Mémoire : simple archivage ou perpétuelle restructuration

?

La multiplicité des structures impliquées dans la mémoire et dans ses fonctions représentationnelles nie l’existence d’un « centre » de la mémoire et nous parle de réseaux complexes et d’un dynamisme qui est aussi évident dans les processus de reconsolidation à travers lesquels la représentation d’une expérience est mise à jour (Squire et Oliverio 1991).

La mémoire est souvent présentée comme une archive dans laquelle des expériences sont déposées : une archive durable qui contient les souvenirs dits à long terme, consolidés et stabilisés à partir de la forme à court terme ou « de travail ». Cette conception à deux niveaux de la mémoire a été établie suivant les théories de Donald O. Hebb (1904-1985) qui a d'abord soutenu que les souvenirs à court terme dépendaient des altérations électriques d'un circuit nerveux et à long terme des changements structurels.

Conformément aux théories hebbiennes, les neuroscientifiques ont montré que la phase de consolidation de la mémoire est fragile et que de nombreux traitements physiques, comme un électrochoc administré immédiatement après une expérience ou l'administration d'antibiotiques qui bloquent la synthèse des protéines, et donc la production de nouvelles synapses, empêchent le passage de la mémoire à court terme vers la mémoire à long terme:

mais une fois la consolidation effectuée, rien ne peut troubler les souvenirs stables, sauf un lent et inexorable processus d'oubli, plus évident dans les années de vieillesse.

Autrefois, la psychobiologie de la mémoire était donc basée sur le principe de stabilité des souvenirs, codifiés sous forme stable dans les circuits cérébraux : mais ce principe a été contesté il y a quelques années par les études d'une psychologue, Elisabeth Loftus (2005), qui a étudié la mémoire autobiographique et a démontré que les souvenirs dépendent d'un travail complexe de remaniement de "fragments" liés à différents niveaux autobiographiques.
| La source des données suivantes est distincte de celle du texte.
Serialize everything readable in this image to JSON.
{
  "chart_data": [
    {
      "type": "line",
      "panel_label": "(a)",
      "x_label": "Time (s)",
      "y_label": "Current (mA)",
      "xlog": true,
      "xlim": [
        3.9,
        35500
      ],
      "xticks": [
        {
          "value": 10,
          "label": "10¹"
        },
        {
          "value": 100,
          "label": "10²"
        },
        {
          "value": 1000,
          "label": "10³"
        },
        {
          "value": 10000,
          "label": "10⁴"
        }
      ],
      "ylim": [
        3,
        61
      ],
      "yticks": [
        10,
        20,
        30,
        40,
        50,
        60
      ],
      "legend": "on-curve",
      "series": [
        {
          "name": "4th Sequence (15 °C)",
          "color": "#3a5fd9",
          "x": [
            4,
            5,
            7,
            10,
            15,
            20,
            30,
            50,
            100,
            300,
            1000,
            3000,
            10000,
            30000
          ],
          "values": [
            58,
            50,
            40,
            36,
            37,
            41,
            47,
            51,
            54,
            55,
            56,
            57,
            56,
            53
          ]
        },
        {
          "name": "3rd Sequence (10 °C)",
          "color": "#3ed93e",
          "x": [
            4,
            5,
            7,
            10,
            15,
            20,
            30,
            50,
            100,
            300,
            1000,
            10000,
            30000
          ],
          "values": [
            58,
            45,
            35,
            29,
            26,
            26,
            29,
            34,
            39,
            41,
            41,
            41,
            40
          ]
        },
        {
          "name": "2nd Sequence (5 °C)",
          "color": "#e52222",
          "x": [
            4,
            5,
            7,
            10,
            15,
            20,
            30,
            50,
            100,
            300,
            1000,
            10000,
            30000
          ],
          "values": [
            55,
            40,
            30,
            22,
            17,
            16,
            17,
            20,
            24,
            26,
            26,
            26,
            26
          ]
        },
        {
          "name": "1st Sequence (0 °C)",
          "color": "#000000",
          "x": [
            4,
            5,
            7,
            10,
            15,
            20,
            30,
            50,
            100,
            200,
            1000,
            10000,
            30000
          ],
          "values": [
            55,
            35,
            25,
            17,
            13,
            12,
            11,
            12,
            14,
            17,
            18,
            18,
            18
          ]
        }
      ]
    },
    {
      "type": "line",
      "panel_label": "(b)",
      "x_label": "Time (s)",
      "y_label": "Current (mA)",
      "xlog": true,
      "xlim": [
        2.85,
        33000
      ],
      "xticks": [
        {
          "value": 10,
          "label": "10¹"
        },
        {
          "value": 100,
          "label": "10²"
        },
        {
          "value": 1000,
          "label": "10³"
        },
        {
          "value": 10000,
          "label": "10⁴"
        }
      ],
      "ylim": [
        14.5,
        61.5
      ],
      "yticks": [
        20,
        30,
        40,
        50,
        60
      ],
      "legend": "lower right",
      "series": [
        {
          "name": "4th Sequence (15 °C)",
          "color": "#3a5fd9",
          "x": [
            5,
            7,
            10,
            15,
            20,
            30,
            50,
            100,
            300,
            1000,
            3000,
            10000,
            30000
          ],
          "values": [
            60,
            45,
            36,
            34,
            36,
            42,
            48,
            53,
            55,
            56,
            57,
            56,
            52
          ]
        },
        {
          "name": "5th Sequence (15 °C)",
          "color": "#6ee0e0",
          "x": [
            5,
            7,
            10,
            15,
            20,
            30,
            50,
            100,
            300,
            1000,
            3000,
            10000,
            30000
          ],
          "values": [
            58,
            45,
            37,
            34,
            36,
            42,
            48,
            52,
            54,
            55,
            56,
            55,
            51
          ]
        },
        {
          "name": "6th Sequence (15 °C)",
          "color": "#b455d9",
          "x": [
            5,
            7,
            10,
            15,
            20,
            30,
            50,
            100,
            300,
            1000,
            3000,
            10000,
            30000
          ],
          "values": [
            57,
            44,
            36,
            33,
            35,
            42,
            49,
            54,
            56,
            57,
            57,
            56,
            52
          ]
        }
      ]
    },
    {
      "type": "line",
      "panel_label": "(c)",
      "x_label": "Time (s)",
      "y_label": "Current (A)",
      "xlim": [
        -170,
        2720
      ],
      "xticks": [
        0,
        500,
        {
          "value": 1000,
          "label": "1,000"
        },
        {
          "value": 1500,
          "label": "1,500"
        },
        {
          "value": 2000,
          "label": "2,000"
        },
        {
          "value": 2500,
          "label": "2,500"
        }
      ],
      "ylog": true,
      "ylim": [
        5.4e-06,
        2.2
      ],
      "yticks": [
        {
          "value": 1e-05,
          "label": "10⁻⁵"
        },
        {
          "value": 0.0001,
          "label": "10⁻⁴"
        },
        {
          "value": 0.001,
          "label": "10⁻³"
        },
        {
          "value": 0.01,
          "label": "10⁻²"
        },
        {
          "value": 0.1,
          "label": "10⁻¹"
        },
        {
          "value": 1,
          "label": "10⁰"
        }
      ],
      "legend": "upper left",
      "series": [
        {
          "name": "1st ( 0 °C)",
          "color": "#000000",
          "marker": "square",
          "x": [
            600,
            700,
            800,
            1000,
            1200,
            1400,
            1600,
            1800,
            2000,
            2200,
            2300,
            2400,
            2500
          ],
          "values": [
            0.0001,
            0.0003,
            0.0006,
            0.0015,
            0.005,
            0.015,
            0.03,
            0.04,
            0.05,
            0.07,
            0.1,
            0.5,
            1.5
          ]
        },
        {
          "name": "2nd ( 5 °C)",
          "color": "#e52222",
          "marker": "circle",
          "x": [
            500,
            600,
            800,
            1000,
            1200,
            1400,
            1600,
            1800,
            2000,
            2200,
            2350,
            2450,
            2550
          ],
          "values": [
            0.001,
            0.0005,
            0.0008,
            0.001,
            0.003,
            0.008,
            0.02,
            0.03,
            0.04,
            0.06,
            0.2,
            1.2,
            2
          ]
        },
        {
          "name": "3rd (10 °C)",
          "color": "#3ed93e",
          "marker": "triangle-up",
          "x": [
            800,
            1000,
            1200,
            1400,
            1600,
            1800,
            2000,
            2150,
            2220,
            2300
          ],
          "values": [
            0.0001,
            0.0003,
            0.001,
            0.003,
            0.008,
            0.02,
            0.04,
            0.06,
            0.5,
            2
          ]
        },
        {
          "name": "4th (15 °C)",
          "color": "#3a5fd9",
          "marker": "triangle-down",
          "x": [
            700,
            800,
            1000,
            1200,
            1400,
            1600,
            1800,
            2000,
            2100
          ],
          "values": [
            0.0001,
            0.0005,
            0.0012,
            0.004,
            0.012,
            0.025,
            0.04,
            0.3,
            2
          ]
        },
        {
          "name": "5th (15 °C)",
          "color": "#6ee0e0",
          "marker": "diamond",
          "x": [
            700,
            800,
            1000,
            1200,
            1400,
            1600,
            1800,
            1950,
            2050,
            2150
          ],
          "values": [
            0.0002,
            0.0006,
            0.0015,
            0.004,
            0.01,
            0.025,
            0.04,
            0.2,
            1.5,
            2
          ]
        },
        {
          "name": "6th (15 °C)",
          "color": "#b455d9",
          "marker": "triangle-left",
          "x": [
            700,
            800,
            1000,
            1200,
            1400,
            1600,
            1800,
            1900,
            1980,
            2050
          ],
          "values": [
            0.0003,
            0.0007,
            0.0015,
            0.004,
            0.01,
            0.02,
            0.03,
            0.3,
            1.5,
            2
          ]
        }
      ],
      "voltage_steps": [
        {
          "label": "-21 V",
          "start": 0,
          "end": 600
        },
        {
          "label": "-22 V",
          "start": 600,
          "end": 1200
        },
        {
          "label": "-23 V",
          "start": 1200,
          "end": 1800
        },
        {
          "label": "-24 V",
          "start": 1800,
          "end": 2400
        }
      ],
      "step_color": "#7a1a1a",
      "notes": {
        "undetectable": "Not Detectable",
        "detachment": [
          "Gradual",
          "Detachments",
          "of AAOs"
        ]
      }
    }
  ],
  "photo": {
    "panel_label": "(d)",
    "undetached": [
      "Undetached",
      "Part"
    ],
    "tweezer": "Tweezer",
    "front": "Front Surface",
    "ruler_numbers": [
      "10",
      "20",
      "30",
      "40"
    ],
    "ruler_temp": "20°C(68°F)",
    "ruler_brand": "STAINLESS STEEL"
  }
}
L'immutabilité et la stabilité de la mémoire à long terme seraient donc un mythe, et le processus de consolidation ne garantirait pas une cohérence des expériences

codifiées sous une forme « stable ». Ce nouveau concept est lié à une série de recherches, principalement conduites par Karin Nader, George Schafe et Joseph LeDoux (2000) et par Susan Sara (2010) : les résultats de ces études montrent qu'en plus de la consolidation, il y a aussi la reconsolidation, caractérisée par la restructuration des expériences antérieures, ce qui implique une nouvelle représentation cognitive. Le terme de reconsolidation indique donc que le fait de se souvenir de quelque chose rend la trace de la mémoire flexible, sujette aux re-manipulations et à la restructuration. Par conséquent, les représentations de la mémoire, plutôt que d'être stables, sont dynamiques.